Riva returned to acting to play Mrs. Rhinelander — the wife of Robert Mitchum’s character, Bill Murray’s boss — in Scrooged (1988), directed by Richard Donner. Her first-born son, the late J. Michael Riva, was the film’s production designer, and another son, John-Paul Riva, was a production assistant in the art department.

She acted again in All Aboard (2018), a short film directed by grandson J. Michael Riva Jr.

Riva also co-authored a 2001 photography book with previously unseen images of her mother, edited a 2005 volume of Dietrich’s poetry and wrote a 2017 period novel, You Were There Before My Eyes, about a woman who emigrates from Italy to Detroit.

After Dietrich’s death from liver failure, she sold much of her mom’s estate to Berlin to be housed in the city’s Deutsche Kinemathek museum.

She and William Riva remained together until his death in 1999.

In addition to her sons Peter and John-Paul, survivors include another son, David, and her grandchildren, Lily, Ayla, Aidan and Marilee.
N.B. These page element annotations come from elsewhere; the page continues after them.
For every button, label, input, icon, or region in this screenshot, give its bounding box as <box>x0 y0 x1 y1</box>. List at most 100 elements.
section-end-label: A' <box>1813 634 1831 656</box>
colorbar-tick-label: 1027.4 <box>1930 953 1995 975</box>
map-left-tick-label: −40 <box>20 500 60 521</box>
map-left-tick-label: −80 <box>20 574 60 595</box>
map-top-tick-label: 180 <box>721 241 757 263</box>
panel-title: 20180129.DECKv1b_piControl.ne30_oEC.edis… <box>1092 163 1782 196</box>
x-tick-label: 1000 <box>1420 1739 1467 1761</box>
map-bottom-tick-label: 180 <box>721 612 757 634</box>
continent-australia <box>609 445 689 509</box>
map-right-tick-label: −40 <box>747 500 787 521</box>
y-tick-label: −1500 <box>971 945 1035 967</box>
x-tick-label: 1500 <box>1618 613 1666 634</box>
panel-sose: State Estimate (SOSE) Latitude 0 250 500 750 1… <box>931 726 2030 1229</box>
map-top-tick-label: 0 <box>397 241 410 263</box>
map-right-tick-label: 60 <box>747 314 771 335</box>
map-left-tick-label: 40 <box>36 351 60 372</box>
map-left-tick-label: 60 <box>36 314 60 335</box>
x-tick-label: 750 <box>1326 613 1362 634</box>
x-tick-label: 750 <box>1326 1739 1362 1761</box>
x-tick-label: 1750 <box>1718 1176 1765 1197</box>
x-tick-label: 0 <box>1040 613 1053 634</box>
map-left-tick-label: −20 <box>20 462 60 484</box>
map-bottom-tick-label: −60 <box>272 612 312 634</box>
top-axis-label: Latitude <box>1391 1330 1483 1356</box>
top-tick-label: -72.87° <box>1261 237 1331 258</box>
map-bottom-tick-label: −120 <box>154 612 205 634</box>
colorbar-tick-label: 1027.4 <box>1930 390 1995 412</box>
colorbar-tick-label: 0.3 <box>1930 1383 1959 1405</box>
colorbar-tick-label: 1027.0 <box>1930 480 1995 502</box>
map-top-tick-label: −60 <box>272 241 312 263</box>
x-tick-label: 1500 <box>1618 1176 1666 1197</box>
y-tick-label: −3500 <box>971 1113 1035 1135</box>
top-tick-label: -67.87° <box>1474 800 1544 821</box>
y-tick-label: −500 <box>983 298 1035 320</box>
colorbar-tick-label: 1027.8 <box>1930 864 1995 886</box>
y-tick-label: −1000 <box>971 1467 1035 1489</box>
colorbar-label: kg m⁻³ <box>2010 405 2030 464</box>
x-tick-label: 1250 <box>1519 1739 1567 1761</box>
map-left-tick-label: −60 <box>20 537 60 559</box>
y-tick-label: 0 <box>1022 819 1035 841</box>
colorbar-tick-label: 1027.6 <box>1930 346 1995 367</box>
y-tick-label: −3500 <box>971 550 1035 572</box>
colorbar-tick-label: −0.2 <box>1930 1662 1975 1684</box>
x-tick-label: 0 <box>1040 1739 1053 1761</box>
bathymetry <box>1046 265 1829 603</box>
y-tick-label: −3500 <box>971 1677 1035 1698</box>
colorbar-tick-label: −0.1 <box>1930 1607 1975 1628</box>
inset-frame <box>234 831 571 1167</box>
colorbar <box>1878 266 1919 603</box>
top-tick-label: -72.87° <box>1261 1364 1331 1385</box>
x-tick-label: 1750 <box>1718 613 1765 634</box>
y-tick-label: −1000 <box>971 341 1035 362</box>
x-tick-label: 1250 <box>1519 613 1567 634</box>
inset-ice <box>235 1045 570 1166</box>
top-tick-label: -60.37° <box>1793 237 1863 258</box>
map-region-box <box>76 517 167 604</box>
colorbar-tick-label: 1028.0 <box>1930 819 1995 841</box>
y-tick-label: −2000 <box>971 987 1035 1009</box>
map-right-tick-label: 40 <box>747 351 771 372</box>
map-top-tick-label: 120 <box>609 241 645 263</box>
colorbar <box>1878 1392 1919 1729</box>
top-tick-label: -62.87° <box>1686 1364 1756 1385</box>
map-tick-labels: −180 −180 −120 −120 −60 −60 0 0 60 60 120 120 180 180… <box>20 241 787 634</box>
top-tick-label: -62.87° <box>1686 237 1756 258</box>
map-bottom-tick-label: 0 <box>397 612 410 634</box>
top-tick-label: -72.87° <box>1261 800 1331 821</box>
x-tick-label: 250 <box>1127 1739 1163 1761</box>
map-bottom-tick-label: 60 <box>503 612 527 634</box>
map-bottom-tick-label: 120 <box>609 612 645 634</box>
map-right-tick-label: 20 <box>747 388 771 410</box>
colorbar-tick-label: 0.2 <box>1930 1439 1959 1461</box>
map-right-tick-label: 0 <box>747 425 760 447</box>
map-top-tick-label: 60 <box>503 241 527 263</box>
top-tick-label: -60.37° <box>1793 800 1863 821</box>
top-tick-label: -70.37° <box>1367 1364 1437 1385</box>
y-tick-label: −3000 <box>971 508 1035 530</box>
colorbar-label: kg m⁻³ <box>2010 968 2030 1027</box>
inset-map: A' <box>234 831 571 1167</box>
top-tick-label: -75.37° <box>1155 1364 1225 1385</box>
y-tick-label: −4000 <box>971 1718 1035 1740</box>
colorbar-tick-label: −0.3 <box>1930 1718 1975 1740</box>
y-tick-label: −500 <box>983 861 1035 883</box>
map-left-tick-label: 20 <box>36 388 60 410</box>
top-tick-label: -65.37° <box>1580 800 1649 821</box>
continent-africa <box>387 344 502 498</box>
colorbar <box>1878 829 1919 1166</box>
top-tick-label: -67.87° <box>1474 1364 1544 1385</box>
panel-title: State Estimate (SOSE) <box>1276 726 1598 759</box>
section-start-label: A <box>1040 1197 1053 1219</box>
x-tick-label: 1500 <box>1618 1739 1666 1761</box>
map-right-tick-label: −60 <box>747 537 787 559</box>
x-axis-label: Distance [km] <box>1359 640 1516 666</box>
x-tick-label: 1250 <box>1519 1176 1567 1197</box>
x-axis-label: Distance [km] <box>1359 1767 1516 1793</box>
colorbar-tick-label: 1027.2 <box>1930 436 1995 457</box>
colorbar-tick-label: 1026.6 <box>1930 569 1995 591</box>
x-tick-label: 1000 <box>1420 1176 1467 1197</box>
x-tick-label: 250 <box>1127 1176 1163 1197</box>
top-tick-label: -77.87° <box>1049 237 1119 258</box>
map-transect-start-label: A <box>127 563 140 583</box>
A timeless icon of style, Dietrich received an Oscar nomination for her turn opposite Gary Cooper in Morocco (1930) and starred in such films as Blonde Venus (1932), The Devil Is a Woman (1935), Touch of Evil (1958) and Judgment at Nuremberg (1961).

Dietrich and Sieber, who died in 1976, never divorced, even though they lived together for only a few years. Meanwhile, she reportedly had sex with the likes of Cooper, John Gilbert, Douglas Fairbanks Jr., Frank Sinatra, Eddie Fisher, James Stewart, Jean Gabin and Yul Brynner. And that was just the men.

While promoting her book about Dietrich, Riva told Diane Sawyer that her mom had this idea for her own funeral: “All the men who walk into the church, and women, who had slept with her would get a red carnation, and all the people who said they had slept with her but hadn’t would get a white carnation.”